As far as the training of surgeons who will be using the HAV, we have a large number of training materials that we've developed over the past several years because, as you know, The HAV has been implanted in more than 60 sites around the world by over 100 surgeons. So we have a tremendous amount of written material but also video instruction material that we've actually translated into Ukrainian and to Russian to make it more accessible to surgeons in the Ukraine. In addition, we've undertaken structured training aided by surgeons in the U.S. and surgeons in Poland who have used the product to really give sort of live virtual training to surgeons who will be implanting the HAV and then taking care of patients thereafter. So we've taken this part very seriously. I think surgical training is very important, particularly in this type of humanitarian situation. And I'm sorry, could you repeat the first part of your question again?

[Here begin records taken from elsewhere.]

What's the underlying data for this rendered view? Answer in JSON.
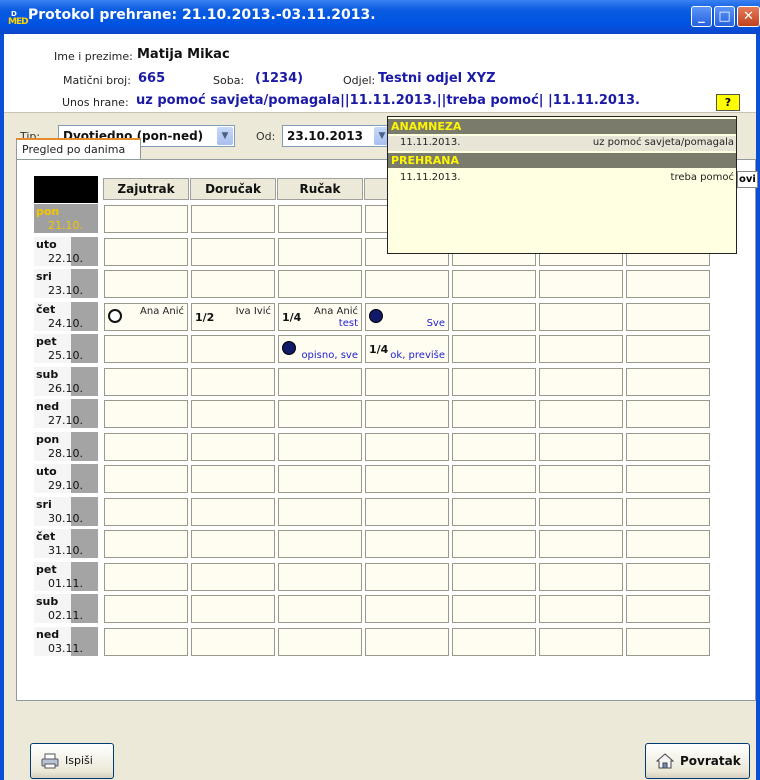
{
  "window": {
    "title": "Protokol prehrane: 21.10.2013.-03.11.2013.",
    "icon_top": "D",
    "icon_bottom": "MED"
  },
  "header": {
    "name_label": "Ime i prezime:",
    "name_value": "Matija Mikac",
    "mbr_label": "Matični broj:",
    "mbr_value": "665",
    "soba_label": "Soba:",
    "soba_value": "(1234)",
    "odjel_label": "Odjel:",
    "odjel_value": "Testni odjel XYZ",
    "unos_label": "Unos hrane:",
    "unos_value": "uz pomoć savjeta/pomagala||11.11.2013.||treba pomoć| |11.11.2013.",
    "help_label": "?"
  },
  "filters": {
    "tip_label": "Tip:",
    "tip_value": "Dvotjedno (pon-ned)",
    "od_label": "Od:",
    "od_value": "23.10.2013"
  },
  "tab": {
    "label": "Pregled po danima"
  },
  "columns": [
    "Zajutrak",
    "Doručak",
    "Ručak",
    "",
    "",
    "",
    ""
  ],
  "days": [
    {
      "name": "pon",
      "date": "21.10.",
      "today": true
    },
    {
      "name": "uto",
      "date": "22.10."
    },
    {
      "name": "sri",
      "date": "23.10."
    },
    {
      "name": "čet",
      "date": "24.10."
    },
    {
      "name": "pet",
      "date": "25.10."
    },
    {
      "name": "sub",
      "date": "26.10."
    },
    {
      "name": "ned",
      "date": "27.10."
    },
    {
      "name": "pon",
      "date": "28.10."
    },
    {
      "name": "uto",
      "date": "29.10."
    },
    {
      "name": "sri",
      "date": "30.10."
    },
    {
      "name": "čet",
      "date": "31.10."
    },
    {
      "name": "pet",
      "date": "01.11."
    },
    {
      "name": "sub",
      "date": "02.11."
    },
    {
      "name": "ned",
      "date": "03.11."
    }
  ],
  "cells": {
    "r3c1": {
      "mark": "empty-circle",
      "who": "Ana Anić"
    },
    "r3c2": {
      "frac": "1/2",
      "who": "Iva Ivić"
    },
    "r3c3": {
      "frac": "1/4",
      "who": "Ana Anić",
      "note": "test"
    },
    "r3c4": {
      "mark": "full-circle",
      "note": "Sve"
    },
    "r4c3": {
      "mark": "full-circle",
      "note": "opisno, sve"
    },
    "r4c4": {
      "frac": "1/4",
      "note": "ok, previše"
    }
  },
  "popup": {
    "section1": "ANAMNEZA",
    "s1_date": "11.11.2013.",
    "s1_text": "uz pomoć savjeta/pomagala",
    "section2": "PREHRANA",
    "s2_date": "11.11.2013.",
    "s2_text": "treba pomoć"
  },
  "peek_label": "ovi",
  "buttons": {
    "print": "Ispiši",
    "back": "Povratak"
  }
}
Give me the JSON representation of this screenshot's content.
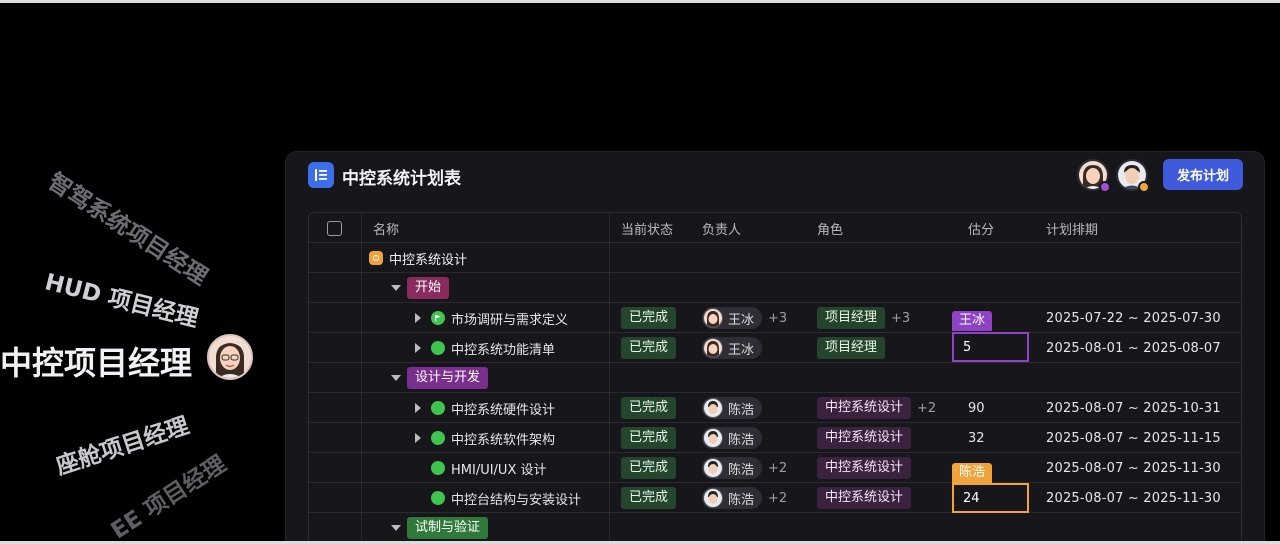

Sure, yeah. I was just asking if any of the HAVs shipped to Ukraine have actually been used in cases or It may be too early. I understand this is a recent update, but I was just curious.
Yes, yes, not yet. The HAVs actually left our building seven days ago, and I think they're still in transit to some of the various medical centers, so it is a little too early. But we're obviously maintaining close contact with the surgeons who will be receiving these products, and we've also instituted... reporting mechanisms that are simple and easy to use for these people in this wartime situation. But we're doing our best to collect adverse events and positive clinical outcomes from any patients who receive the HAV. But as yet, no one has received it.
Okay, excellent. Thank you for the questions.
Thank you. I'm showing no further questions in the queue at this time.
This does conclude the Humus site fourth quarter and year end results conference call. Thank you all for participating.